Mengapa manusia lalai akan kewajibannya terhadap Tuhan? Dua ayat selanjutnya menerangkan bahwa manusia bisa lalai karena hatinya sudah dipenuhi dengan cinta dunia: harta, tahta, dan nafsu. Manusia pun tahu bahwa dia memiliki banyak ambisi yang membuatnya cinta dunia. Yang membedakan adalah, ada yang menyadari kekeliruannya, lalu ia kembali kepada cinta Tuhannya; ada yang menyadari kekeliruannya, namun belum mau berbenah diri; dan ada yang belum menyadari kekeliruannya.
Selanjutnya, ayat 9-11 yang berbunyi:
۞ اَفَلَا يَعْلَمُ اِذَا بُعْثِرَ مَا فِى الْقُبُوْرِۙ (9) وَحُصِّلَ مَا فِى الصُّدُوْرِۙ (10) اِنَّ رَبَّهُمْ بِهِمْ يَوْمَىِٕذٍ لَّخَبِيْرٌ (11)
(9) Maka, tidakkah dia mengetahui (apa yang akan dialaminya) apabila dikeluarkan apa yang ada di dalam kubur? (10) Dan ditampakkan apa yang tersimpan di dalam dada? (11) Sesungguhnya Tuhan mereka pada hari itu benar-benar Maha Teliti terhadap (keadaan) mereka.
Berdasarkan tiga ayat di atas, Allah memberi peringatan kepada para hamba-Nya yang masih disibukkan dunia. Kelak di hari akhir, setiap orang akan dibangkitkan dan ditampakkan isi hatinya. Seseorang yang hatinya diliputi cinta dunia belum tentu selamat. Karena kasih sayang-Nya, Allah pun mewanti-wanti sejak dini agar hamba-Nya selamat. Karena keselamatan di akhirat hanya untuk orang-orang yang hatinya bersih dan dipenuhi cinta kepada Tuhan dan Nabi-Nya.
Berangkat dari pemaparan di atas, penamaan sebuah surah bukan sekedar formalitas. Lebih jauh, nama sebuah surah menguatkan bahwa Al-Qur’an memang mukjizat. Terbukti, melalui nama sebuah surah, Al-Qur’an menjawab segala tuduhan mengada-ada tentangnya. Sekaligus memberi sinyal, bahwa Al-Qur’an dengan segala aspeknya memuat pesan dan hikmah.

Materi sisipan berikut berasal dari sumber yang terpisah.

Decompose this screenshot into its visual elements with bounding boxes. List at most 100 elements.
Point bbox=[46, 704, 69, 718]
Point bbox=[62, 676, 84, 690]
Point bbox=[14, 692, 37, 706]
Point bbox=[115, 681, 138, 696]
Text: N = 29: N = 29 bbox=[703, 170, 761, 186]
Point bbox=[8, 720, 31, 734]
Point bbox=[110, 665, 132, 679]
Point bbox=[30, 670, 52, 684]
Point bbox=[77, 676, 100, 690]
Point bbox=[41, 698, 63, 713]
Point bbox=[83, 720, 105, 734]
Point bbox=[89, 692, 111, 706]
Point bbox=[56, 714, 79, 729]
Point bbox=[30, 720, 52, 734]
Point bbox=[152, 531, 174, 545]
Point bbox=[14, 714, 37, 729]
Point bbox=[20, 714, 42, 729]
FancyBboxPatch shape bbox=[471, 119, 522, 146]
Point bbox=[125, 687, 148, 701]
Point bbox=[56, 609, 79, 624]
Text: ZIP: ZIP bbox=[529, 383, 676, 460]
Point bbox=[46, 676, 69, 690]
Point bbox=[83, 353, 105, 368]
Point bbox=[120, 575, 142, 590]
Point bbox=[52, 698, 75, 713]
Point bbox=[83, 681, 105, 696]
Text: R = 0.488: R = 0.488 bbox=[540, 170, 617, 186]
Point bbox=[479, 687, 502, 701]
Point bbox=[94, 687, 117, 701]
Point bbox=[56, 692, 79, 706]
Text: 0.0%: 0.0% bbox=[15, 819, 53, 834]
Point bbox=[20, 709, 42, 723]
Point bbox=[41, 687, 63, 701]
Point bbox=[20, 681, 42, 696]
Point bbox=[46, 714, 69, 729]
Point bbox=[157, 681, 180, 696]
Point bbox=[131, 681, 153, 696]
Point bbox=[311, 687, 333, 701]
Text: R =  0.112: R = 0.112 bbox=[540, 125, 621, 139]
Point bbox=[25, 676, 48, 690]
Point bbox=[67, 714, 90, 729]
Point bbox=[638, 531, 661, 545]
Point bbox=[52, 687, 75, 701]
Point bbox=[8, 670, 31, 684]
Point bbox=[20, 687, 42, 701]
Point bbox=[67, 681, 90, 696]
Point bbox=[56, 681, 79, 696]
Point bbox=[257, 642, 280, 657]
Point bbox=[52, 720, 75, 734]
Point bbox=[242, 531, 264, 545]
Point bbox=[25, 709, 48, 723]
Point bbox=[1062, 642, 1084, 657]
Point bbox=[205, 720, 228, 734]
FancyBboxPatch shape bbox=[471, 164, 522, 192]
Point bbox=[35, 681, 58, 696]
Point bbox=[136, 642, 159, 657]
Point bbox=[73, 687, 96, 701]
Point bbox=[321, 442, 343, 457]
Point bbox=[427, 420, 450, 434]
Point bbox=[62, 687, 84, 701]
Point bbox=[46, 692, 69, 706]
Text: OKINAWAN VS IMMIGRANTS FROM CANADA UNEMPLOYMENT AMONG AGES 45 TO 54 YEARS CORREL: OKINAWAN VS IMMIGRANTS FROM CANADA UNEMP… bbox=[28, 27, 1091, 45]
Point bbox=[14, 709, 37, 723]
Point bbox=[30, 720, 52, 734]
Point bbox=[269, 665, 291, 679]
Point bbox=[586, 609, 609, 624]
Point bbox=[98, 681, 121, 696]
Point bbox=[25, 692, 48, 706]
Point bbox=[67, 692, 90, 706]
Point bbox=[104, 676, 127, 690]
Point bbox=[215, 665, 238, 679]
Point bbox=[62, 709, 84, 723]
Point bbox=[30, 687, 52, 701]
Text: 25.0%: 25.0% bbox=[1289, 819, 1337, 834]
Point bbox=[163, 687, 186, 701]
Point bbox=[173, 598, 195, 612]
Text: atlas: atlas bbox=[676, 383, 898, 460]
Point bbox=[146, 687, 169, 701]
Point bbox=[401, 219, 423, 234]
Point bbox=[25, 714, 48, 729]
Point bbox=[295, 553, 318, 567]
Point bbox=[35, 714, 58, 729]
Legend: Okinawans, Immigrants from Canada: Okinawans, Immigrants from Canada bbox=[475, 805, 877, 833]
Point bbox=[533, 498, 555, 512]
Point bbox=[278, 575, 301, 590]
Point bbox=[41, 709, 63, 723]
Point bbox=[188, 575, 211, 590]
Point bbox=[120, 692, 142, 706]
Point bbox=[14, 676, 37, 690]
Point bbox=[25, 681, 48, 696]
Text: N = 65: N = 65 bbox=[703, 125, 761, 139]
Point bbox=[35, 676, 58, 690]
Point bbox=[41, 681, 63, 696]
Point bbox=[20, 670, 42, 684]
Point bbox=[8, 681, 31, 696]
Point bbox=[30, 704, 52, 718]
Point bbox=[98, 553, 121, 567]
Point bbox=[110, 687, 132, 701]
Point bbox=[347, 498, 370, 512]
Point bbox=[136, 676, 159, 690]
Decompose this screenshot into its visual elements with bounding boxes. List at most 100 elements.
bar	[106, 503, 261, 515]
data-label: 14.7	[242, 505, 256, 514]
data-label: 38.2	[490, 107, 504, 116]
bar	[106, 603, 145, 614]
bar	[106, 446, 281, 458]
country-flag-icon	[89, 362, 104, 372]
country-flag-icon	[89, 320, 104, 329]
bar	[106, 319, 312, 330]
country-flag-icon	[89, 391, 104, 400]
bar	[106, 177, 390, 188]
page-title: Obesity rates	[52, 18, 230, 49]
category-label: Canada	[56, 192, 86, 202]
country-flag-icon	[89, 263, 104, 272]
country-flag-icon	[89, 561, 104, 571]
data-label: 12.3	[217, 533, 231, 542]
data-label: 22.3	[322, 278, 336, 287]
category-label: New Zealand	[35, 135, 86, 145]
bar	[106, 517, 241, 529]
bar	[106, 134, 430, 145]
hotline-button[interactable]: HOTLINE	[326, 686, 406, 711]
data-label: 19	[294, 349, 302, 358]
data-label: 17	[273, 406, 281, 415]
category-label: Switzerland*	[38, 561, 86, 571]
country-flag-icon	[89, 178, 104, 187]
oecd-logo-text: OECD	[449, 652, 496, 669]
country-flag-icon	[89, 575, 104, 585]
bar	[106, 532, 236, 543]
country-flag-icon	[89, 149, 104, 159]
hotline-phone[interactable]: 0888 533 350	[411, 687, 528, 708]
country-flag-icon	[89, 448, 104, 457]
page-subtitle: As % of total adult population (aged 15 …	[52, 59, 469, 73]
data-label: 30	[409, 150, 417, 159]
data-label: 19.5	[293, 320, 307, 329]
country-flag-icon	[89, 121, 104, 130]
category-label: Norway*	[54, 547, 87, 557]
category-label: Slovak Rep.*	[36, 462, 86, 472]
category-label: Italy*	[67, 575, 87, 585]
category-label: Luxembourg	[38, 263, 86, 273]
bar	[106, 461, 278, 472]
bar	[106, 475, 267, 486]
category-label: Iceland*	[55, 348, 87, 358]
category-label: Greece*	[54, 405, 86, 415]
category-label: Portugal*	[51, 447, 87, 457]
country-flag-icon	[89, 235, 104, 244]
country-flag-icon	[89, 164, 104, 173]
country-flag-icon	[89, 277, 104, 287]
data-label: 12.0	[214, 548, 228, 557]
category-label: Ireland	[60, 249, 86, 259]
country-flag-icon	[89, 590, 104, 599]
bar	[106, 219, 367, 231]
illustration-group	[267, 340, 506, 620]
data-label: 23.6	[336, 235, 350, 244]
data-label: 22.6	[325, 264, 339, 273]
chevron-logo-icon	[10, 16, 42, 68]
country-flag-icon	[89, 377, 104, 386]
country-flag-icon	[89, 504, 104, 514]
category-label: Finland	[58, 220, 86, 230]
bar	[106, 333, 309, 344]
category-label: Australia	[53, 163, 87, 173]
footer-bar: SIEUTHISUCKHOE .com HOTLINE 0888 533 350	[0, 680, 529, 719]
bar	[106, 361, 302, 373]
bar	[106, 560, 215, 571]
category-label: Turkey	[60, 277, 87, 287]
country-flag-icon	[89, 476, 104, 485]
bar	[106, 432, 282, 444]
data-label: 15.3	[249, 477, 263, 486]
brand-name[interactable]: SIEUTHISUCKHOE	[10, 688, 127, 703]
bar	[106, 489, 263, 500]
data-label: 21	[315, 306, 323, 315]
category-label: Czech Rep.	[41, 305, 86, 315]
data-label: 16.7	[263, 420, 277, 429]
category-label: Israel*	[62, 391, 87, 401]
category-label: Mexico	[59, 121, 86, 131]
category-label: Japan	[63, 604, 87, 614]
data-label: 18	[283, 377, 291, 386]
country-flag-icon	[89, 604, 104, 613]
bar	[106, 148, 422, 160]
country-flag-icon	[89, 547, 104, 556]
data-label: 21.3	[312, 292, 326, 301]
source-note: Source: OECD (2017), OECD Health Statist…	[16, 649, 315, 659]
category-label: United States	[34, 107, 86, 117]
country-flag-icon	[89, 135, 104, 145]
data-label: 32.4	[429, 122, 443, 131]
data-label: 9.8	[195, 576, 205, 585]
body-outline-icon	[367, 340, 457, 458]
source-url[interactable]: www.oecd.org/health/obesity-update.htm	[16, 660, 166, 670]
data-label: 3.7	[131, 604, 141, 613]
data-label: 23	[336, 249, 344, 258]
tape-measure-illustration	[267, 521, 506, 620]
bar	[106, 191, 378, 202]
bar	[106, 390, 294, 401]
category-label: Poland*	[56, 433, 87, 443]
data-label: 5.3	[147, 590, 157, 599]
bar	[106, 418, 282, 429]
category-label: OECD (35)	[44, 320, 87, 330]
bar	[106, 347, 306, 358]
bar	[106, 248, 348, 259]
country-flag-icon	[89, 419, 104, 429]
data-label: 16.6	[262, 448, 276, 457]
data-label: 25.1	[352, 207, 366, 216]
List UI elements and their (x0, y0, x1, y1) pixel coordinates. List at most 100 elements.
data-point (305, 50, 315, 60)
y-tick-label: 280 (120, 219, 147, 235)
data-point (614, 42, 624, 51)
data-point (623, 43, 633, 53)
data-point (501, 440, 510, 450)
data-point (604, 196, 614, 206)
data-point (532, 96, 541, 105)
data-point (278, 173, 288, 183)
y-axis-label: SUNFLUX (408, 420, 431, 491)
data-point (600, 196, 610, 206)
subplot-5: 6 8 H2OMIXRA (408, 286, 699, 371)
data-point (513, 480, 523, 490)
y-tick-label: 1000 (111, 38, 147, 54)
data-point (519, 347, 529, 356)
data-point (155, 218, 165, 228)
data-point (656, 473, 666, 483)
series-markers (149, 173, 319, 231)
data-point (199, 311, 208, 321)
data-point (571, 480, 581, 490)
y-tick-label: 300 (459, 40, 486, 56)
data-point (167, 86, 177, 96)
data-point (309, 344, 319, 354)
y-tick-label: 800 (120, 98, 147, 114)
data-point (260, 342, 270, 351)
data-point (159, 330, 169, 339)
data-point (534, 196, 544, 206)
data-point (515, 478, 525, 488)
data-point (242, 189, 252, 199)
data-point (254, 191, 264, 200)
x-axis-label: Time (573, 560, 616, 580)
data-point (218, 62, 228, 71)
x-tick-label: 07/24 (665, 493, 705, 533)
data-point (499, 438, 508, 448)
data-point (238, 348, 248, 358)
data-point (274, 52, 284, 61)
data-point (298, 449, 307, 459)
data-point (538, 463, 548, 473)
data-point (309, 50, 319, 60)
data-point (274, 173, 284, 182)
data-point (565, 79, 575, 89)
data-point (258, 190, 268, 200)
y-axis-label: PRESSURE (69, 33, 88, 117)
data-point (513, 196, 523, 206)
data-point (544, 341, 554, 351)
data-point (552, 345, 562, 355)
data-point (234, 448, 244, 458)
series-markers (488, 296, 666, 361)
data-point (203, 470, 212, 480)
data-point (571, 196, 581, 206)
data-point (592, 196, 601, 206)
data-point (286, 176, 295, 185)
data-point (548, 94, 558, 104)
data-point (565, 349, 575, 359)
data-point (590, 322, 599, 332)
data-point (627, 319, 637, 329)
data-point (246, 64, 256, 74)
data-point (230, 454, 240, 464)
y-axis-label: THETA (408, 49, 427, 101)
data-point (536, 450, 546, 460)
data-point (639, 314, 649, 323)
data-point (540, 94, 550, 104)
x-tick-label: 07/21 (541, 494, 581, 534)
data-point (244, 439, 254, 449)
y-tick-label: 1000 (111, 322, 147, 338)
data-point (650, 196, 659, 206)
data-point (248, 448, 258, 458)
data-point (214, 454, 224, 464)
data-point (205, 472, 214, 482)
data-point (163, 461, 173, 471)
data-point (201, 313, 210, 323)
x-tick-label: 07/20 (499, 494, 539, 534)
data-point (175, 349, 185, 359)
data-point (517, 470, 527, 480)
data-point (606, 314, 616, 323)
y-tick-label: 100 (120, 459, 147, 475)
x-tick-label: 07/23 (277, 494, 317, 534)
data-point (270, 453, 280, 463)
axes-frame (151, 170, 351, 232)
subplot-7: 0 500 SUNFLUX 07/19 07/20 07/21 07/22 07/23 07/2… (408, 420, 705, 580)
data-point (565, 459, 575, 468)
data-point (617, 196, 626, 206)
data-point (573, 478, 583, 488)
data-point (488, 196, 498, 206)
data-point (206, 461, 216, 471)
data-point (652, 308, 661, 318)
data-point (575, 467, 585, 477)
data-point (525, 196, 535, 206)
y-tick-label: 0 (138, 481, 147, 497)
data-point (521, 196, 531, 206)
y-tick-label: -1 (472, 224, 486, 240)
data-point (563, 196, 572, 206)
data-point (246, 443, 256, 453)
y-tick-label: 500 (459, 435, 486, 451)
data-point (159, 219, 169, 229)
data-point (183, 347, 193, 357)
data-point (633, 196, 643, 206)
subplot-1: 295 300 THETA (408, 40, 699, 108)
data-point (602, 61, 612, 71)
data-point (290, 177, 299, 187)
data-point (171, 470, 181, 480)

Ketika kita mampu mengetahui rahasia di balik nama sebuah surah, kita akan mendapatkan pesan tersembunyi yang patut kita jadikan kemudi dalam menjalani kehidupan. Nama Al-‘Adiyat memberi hikmah agar kita tidak lalai terhadap Tuhan karena disibukkan dengan urusan dunia, yang kemudian membuat hati kita dipenuhi oleh cinta terhadap dunia. Itulah yang membuat kita lupa bahwa ada kewajiban yang harus ditunaikan, yakni kewajiban untuk senantiasa menghamba kepada Tuhan.
Surah Al-‘Adiyat juga mengajak kita untuk menjalani hidup dengan penuh semangat, dan agar tidak lupa untuk senantiasa menyiapkan bekal akhirat. Karena masih ada kehidupan setelah dunia ini, kehidupan yang abadi, ketika kita mempertanggungjawabkan segala hal yang telah kita lakukan di dunia. Semoga kita senantiasa mendapatkan taufik dan hidayah serta ampunanNya. Wallahu a’lam. [NH]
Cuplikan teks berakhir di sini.